There will be seven performers who will be going through 17 different monologues, said Parker.

“So, everyone kind of picks one, we had tryouts this year, and then [what] everyone wanted, they could take,” said Troy.

Some monologues include only one person reading to the audience, while others may include more people, with one even including five performers in a single monologue, said Troy.

“I know the first time I saw it, it evoked a lot of emotions,” said Parker. “I was sad because some of the stories were about trauma. I was happy because there were some funny moments in the production. Then you kind of feel this sense of empowerment, I mean, there’s so many emotions, which I think is something good to experience when you see a production, a play.”

VPAS, or Violence Prevention, Victim Advocacy and Support Center, will be at the playing of the production, and there will be a counselor at the show “in case anyone gets triggered,” said Troy. They will also be giving out a number to a local hotline for domestic violence and sexual assault agency in case a person does not feel comfortable talking about it there in person, Troy said.

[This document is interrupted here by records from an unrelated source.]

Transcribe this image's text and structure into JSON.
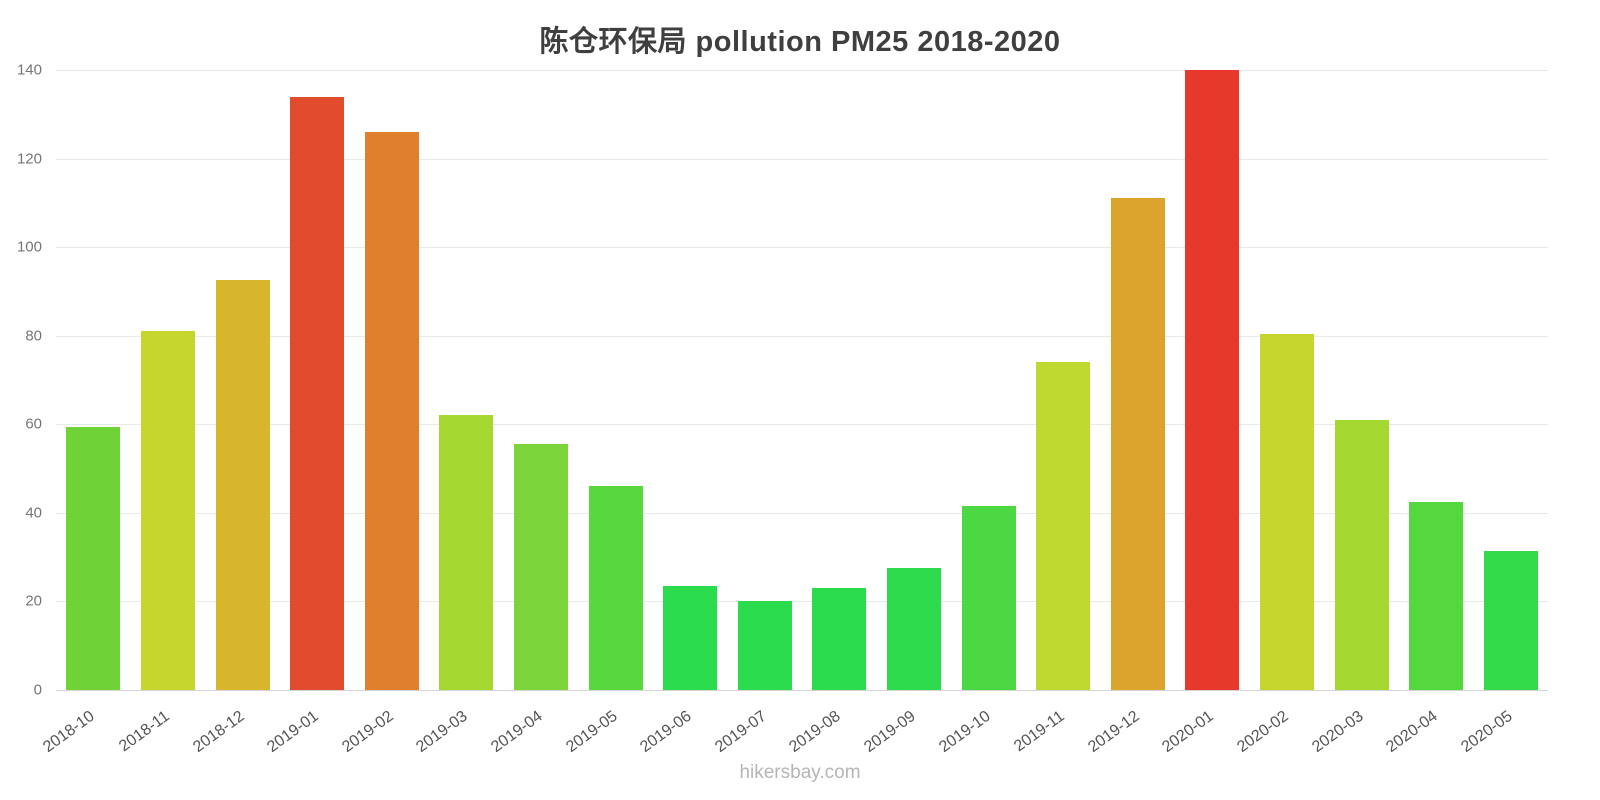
{
  "footer": {
    "watermark": "hikersbay.com"
  },
  "chart_data": {
    "type": "bar",
    "title": "陈仓环保局 pollution PM25 2018-2020",
    "xlabel": "",
    "ylabel": "",
    "ylim": [
      0,
      140
    ],
    "yticks": [
      0,
      20,
      40,
      60,
      80,
      100,
      120,
      140
    ],
    "grid": true,
    "legend": "none",
    "categories": [
      "2018-10",
      "2018-11",
      "2018-12",
      "2019-01",
      "2019-02",
      "2019-03",
      "2019-04",
      "2019-05",
      "2019-06",
      "2019-07",
      "2019-08",
      "2019-09",
      "2019-10",
      "2019-11",
      "2019-12",
      "2020-01",
      "2020-02",
      "2020-03",
      "2020-04",
      "2020-05"
    ],
    "values": [
      59.5,
      81,
      92.5,
      134,
      126,
      62,
      55.5,
      46,
      23.5,
      20,
      23,
      27.5,
      41.5,
      74,
      111,
      140,
      80.5,
      61,
      42.5,
      31.5
    ],
    "bar_colors": [
      "#6fd338",
      "#c6d62f",
      "#d7b52c",
      "#e14b2e",
      "#e07f2e",
      "#a5d831",
      "#7bd53a",
      "#59d73e",
      "#2bdb4e",
      "#2bdb4e",
      "#2bdb4e",
      "#2edb4c",
      "#4cd842",
      "#c0d930",
      "#dda42d",
      "#e6392b",
      "#c6d62f",
      "#a5d831",
      "#55d73f",
      "#33da49"
    ]
  }
}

“I think it depends about where you are at emotionally when you come to see the play, and if you connect with it or not,” said Parker.

According to Parker, the play is a good way for students to gain a sense of consciousness about how taboo the word vagina is.

“I really think that anyone in social services, journalism, anybody that interacts with people should definitely attend to gain an awareness and understanding of peoples experiences,” said Troy.

She also said it is good to bring awareness to what women have to deal with everyday and how sexuality can be taken away by different people and in different ways, said Troy.

“I’m just hoping that the people, the students, that attend it, something, one of [monologues] touches them and makes them really think about hearing the narrative for what it really is,” said Parker. “It’s not often talked about.”